What mattered was the promise he’d made. The road he’d agreed to follow, not only to honor his grandfather’s wishes, but to pay a kind of penance along the way.

“And who knows?”his grandfather had said in his canny way. With a shrug. “Perhaps you will break your chains in no time at all.”

Benedetto had chosen his chains and had worn them proudly ever since. But today they felt more like a death sentence.

“My first wife was Carlota di Rossi,” he said now, glad that he had grown calloused to the sound of her name as it had been so long ago now. It no longer made him wince. “Her parents arranged the match with my grandfather when Carlota and I were children. We grew up together, always aware of our purpose on this planet. That being that we were destined to marry and carry on the dynastic dreams of our prominent families.”

“Did you love her?”

Benedetto smiled thinly. “That was never part of the plan. But we were friendly. Then they found her on what was meant to be our honeymoon. It was believed she had taken her own life, possibly by accident, with too many sleeping pills and wine.”

“Carlota,” Angelina murmured, as if the name was a prayer.

And Benedetto did not tell her the things he could have. The things he told no one, because what would be the point? No one wanted his memories of the girl with the big, wide smile. Her wild curls and the dirty jokes she’d liked to tell, just under her breath, at the desperately boring functions they’d been forced to attend together as teenagers. No one wanted a story about two only children who’d been raised in close proximity, always knowing they would end up married. And were therefore a kind of family to each other, in their way. The truth was Carlota was the best friend he’d ever had.

But no one wanted truth when there was a story to tell and sell.

Benedetto should have learned that by watching his parents—and their sensationalized deaths. Instead, he’d had to figure it out the hard way.

“Everyone agrees that my second wife was a rebound,” he said as if he was narrating a documentary of his own life. “Or possibly she was the mistress I’d kept before, during, and after my first marriage.”

He waited for Angelina to ask him which it was, but she didn’t. Maybe she didn’t want to know. And he doubted she would want to know the truth about the understanding he and Carlota had always had. Or how his second marriage had been fueled by guilt and rage because of it.

Benedetto knew his own story backward and forward and still he got stuck in the darkest part of it. In the man he’d allowed himself to become. A man much more like his detestable father than he’d ever imagined he could become.

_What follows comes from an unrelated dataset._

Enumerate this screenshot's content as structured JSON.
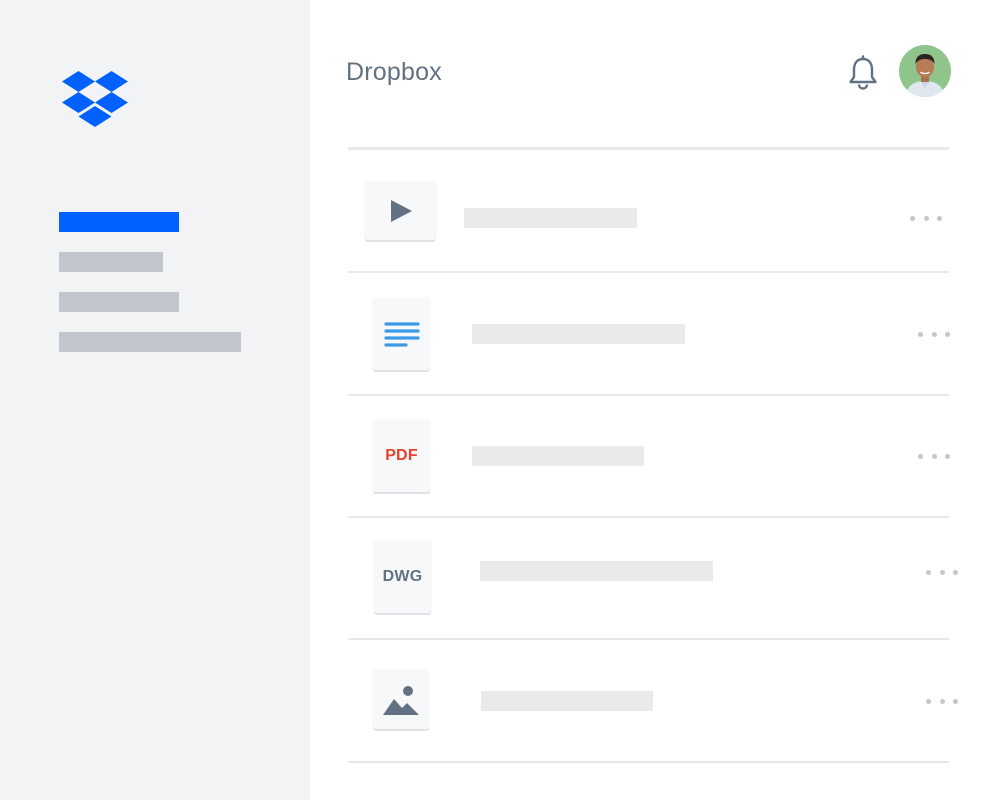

When Angelina did not ask, he pushed on, his voice gritty. “Her name was Sylvia Toluca. She was an actress of some renown, at least in this country, and a disgrace to the Franceschi bloodline. But then, as most have speculated, that was likely her primary appeal. Alas, she went overboard on a stormy night in the Aegean after a well-documented row with yours truly and her body was never found.”

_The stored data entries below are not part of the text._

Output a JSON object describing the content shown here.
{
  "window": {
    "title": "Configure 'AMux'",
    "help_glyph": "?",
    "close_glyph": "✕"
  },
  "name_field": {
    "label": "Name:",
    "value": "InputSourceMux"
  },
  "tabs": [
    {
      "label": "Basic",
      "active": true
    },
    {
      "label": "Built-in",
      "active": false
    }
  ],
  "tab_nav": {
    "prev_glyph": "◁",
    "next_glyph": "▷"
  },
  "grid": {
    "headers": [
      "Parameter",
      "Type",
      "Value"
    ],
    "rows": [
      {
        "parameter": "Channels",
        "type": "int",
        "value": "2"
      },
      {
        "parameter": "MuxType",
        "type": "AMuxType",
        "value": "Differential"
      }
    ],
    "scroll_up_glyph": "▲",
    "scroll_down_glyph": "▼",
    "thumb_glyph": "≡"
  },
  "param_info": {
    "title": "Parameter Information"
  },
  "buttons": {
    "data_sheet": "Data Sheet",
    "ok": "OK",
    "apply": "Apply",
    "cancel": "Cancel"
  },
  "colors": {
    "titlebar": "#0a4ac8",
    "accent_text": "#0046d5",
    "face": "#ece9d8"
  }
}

“Sylvia,” his new wife said. She cleared her throat. “And I find I cannot quite imagine you actually...rowing. With anyone.”

Benedetto detached himself from the wall and began to prowl toward her. His Angelina in that enormous white gown that bloomed around her like a cloud, with those dark pearls around her neck and eyes so blue they made the Italian sky seem dull by comparison.

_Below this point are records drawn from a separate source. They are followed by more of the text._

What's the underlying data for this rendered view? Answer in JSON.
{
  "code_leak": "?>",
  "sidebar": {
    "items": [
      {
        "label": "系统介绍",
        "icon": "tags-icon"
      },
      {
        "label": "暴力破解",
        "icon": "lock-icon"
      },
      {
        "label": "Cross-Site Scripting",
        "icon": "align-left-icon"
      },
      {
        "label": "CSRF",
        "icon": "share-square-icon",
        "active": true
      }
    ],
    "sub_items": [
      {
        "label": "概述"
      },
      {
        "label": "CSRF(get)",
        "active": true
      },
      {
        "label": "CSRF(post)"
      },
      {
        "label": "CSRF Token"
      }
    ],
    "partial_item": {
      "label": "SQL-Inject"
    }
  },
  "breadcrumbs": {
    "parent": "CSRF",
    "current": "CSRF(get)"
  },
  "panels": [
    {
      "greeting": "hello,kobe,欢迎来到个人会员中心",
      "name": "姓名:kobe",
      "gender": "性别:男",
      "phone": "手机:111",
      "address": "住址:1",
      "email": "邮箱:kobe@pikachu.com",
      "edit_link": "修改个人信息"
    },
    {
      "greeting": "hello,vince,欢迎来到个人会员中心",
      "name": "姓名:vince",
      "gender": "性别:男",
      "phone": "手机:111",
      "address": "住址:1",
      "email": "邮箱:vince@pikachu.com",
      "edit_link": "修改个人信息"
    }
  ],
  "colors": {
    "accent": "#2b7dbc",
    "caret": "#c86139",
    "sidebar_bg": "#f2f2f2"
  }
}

“I was much younger then,” he told her, his voice a low growl. “I had very little control.”

He watched her swallow as if her throat hurt. “Not like now.”

“Nothing like now,” he agreed.

She swayed slightly on her feet, but straightened, still meeting his gaze. “I believe we’re up to number three.”

“Monique LeClair, Catherine DeWitt, Laura Seymour.” Angelina whispered an echo of each of their names as he closed the distance between them. “All heiresses in one degree or another, like you. There were varying lengths of courtship, but yes, I brought each of them here once we married. All lasted less than three months. All disappeared, presumed dead, though no charges were ever brought against me.”